Department of Chemistry, College of Science for Women, University of Baghdad, Baghdad, Iraq; Laboratory of Inorganic Chemistry, Faculty of Sciences, University of Sfax, Tunisia.
Department of Chemistry, College of Science, University of Baghdad, Baghdad, Iraq.
Int Immunopharmacol. 2024 Oct 25;140:112776. doi: 10.1016/j.intimp.2024.112776. Epub 2024 Jul 29.

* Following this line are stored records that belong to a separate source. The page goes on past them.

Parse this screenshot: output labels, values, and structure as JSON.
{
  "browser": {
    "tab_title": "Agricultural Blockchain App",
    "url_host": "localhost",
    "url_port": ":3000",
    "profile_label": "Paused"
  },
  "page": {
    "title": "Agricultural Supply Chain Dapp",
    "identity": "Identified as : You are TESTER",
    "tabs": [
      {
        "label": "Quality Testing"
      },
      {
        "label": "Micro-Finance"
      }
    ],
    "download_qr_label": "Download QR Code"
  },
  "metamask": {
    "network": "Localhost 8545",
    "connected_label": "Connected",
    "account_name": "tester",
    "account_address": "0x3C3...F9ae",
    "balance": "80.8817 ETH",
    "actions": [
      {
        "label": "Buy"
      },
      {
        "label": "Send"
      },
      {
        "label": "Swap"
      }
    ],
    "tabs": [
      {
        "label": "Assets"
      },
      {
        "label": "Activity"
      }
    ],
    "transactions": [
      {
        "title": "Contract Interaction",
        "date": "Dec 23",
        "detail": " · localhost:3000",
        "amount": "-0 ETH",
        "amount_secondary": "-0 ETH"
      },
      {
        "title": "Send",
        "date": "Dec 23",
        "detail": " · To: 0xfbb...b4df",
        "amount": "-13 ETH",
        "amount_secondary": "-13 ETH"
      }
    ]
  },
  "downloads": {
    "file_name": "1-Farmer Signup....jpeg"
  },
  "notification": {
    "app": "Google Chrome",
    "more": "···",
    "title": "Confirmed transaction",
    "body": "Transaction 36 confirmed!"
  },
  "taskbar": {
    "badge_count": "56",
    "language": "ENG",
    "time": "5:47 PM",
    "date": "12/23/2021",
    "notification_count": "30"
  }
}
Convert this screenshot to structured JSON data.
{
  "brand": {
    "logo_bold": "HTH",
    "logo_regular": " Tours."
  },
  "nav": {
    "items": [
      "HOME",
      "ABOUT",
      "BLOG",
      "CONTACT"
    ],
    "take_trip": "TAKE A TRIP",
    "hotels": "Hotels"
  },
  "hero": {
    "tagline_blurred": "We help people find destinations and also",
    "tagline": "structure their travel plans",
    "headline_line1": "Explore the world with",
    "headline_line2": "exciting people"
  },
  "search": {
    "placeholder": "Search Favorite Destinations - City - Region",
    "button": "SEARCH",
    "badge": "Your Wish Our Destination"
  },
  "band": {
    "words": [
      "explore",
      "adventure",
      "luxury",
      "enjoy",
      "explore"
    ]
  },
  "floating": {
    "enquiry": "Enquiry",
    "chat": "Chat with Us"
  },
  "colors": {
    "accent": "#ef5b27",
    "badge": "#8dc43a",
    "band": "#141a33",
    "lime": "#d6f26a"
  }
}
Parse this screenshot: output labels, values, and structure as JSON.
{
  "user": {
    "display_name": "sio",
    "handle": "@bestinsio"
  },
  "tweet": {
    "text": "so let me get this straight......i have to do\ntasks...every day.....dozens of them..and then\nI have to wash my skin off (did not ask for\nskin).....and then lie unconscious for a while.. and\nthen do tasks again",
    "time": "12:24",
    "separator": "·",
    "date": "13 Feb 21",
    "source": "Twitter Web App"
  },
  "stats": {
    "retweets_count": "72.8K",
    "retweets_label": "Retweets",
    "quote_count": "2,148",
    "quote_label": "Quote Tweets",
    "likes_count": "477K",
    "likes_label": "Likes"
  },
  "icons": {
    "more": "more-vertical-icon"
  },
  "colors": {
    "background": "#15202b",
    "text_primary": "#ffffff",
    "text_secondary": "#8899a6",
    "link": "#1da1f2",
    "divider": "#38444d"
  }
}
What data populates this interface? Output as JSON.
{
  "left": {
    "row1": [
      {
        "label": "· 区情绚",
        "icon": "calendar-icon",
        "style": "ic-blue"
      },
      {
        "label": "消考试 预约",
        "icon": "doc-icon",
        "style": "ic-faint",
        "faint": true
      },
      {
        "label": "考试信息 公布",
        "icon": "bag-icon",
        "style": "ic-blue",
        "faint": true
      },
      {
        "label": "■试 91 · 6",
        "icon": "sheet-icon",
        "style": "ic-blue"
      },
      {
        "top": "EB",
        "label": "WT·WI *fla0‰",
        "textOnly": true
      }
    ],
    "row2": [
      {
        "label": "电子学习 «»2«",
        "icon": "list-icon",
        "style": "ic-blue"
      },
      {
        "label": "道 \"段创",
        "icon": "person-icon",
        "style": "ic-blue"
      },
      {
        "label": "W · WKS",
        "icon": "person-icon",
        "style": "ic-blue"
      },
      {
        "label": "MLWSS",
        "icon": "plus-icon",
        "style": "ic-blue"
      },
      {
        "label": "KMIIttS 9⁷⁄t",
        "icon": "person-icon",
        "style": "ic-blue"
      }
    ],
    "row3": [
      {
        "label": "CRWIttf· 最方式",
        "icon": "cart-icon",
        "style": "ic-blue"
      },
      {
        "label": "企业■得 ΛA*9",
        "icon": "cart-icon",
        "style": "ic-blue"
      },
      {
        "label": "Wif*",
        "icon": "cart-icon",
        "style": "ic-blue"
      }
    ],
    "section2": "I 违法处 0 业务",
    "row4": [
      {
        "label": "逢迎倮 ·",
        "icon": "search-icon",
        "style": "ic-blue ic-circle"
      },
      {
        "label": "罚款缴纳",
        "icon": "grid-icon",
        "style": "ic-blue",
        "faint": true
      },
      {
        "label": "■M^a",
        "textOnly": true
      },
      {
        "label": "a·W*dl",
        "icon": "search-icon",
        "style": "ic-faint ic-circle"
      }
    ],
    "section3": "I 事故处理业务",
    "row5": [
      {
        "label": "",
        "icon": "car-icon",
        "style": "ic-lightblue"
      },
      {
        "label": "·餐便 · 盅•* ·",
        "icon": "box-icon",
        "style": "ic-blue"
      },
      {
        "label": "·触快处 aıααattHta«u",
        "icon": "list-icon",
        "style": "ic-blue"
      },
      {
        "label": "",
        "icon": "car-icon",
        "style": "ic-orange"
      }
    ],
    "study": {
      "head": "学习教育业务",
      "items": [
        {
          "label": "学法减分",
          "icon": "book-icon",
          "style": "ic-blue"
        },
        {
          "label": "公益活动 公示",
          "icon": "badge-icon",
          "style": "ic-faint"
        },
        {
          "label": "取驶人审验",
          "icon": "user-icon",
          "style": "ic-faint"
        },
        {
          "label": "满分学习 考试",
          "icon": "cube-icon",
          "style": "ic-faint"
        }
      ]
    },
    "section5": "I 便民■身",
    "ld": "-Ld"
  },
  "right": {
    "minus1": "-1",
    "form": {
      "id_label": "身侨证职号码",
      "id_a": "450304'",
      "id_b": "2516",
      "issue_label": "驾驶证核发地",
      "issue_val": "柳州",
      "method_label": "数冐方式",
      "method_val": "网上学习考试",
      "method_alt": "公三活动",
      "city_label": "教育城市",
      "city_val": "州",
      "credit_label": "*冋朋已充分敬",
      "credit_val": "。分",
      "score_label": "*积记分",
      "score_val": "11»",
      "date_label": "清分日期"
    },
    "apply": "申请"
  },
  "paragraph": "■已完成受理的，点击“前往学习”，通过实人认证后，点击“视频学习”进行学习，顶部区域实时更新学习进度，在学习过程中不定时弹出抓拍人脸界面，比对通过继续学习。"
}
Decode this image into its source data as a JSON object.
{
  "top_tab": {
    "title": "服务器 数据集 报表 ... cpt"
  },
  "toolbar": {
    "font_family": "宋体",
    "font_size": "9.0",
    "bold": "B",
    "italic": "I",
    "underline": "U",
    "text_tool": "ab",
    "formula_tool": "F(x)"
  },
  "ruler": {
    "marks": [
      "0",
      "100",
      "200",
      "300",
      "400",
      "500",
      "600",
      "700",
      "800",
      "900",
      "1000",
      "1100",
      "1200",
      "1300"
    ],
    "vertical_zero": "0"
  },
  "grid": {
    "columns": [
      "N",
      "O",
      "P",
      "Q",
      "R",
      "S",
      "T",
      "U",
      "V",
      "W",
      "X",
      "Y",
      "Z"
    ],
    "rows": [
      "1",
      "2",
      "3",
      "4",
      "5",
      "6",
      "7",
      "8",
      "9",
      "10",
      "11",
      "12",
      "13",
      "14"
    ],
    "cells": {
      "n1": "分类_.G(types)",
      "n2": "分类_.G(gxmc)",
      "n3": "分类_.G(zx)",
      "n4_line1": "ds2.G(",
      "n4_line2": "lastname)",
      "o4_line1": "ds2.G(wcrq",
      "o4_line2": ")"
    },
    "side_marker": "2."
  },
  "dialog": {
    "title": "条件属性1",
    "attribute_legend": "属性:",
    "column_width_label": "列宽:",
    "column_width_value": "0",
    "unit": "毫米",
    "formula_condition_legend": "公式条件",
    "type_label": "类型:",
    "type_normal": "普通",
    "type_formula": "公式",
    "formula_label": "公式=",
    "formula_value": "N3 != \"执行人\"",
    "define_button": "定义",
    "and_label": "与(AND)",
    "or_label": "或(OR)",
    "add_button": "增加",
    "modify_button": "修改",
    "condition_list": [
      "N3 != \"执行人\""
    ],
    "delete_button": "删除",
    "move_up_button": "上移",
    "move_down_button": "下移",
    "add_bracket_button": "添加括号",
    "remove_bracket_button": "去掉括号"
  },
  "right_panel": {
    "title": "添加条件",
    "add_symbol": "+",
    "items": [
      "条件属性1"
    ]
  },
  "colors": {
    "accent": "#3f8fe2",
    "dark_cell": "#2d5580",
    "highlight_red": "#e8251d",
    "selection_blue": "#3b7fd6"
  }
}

Thrombosis is a common clinical feature associated with morbidity and mortality in coronavirus disease-2019 (COVID-19) patients. Cytokine storm in COVID-19 increases patients' systemic inflammation, which can cause multiple health consequences. In this work, we aimed to indicate the effect of Pfizer-BioNTech vaccination on the modulation of monocyte chemoattractant protein-3 (MCP-3), matrix metalloproteinase 1 (MMP-1), and tumor necrosis factor-alpha (TNF-α) levels, and other systemic inflammatory biomarkers that associates with COVID-19 severity in patients who suffers from thrombosis consequences. For this purpose, ninety people were collected from Ibn Al-Nafees Hospital and divided into three groups each of which contained 30 people, 15 of them were venous thromboembolism (VTE) positive and the other were VTE negative. The three groups were non-vaccinated COVID-19, vaccinated COVID-19, and control. The levels of MCP-3 and TNF-α were significantly (p < 0.05) increased in vaccinated and non-vaccinated COVID-19 patients regardless of their thrombosis condition, while MMP-1 level was non-significantly (p > 0.05) higher in vaccinated patients compared to control. MCP-3 and TNF-α were correlated positively with D-dimer (r = 0.544 and r = 0.513, respectively) in non-vaccinated patients, while MMP-1 and TNF-α were correlated positively with D-dimer (r = 0.624 and r = 0.575, respectively) in vaccinated patients. The odds ratio of MCP-3 (2.252), MMP-1 (1.062), and TNF-α (1.360) were reduced in vaccinated patients (2.093, 1.022, and 1.301 for MCP-3, MMP-1, and TNF-α respectively). Thus, MCP-3 plays a vital role in COVID-19 pathophysiology, and vaccination can reduce the risk of developing VTE in COVID-19 patients, and improve the inflammatory condition of patients.
血栓形成是与 2019 年冠状病毒病(COVID-19)患者发病率和死亡率相关的常见临床特征。COVID-19 中的细胞因子风暴会增加患者的全身炎症,从而导致多种健康后果。在这项工作中,我们旨在表明辉瑞-生物技术疫苗接种对单核细胞趋化蛋白-3(MCP-3)、基质金属蛋白酶 1(MMP-1)和肿瘤坏死因子-α(TNF-α)水平以及与 COVID-19 严重程度相关的其他全身炎症生物标志物的调节作用,这些生物标志物与患有血栓形成后果的患者有关。为此,从 Ibn Al-Nafees 医院收集了 90 人,并将其分为三组,每组 30 人,其中 15 人为静脉血栓栓塞症(VTE)阳性,另 15 人为 VTE 阴性。三组分别为未接种 COVID-19 组、接种 COVID-19 组和对照组。无论血栓形成情况如何,接种和未接种 COVID-19 的患者的 MCP-3 和 TNF-α 水平均显著(p<0.05)升高,而接种组的 MMP-1 水平与对照组相比非显著(p>0.05)升高。MCP-3 和 TNF-α与未接种患者的 D-二聚体呈正相关(r=0.544 和 r=0.513),而 MMP-1 和 TNF-α与接种患者的 D-二聚体呈正相关(r=0.624 和 r=0.575)。接种患者的 MCP-3(2.252)、MMP-1(1.062)和 TNF-α(1.360)的优势比降低(MCP-3、MMP-1 和 TNF-α 的比值分别为 2.093、1.022 和 1.301)。因此,MCP-3 在 COVID-19 发病机制中起重要作用,疫苗接种可以降低 COVID-19 患者发生 VTE 的风险,并改善患者的炎症状况。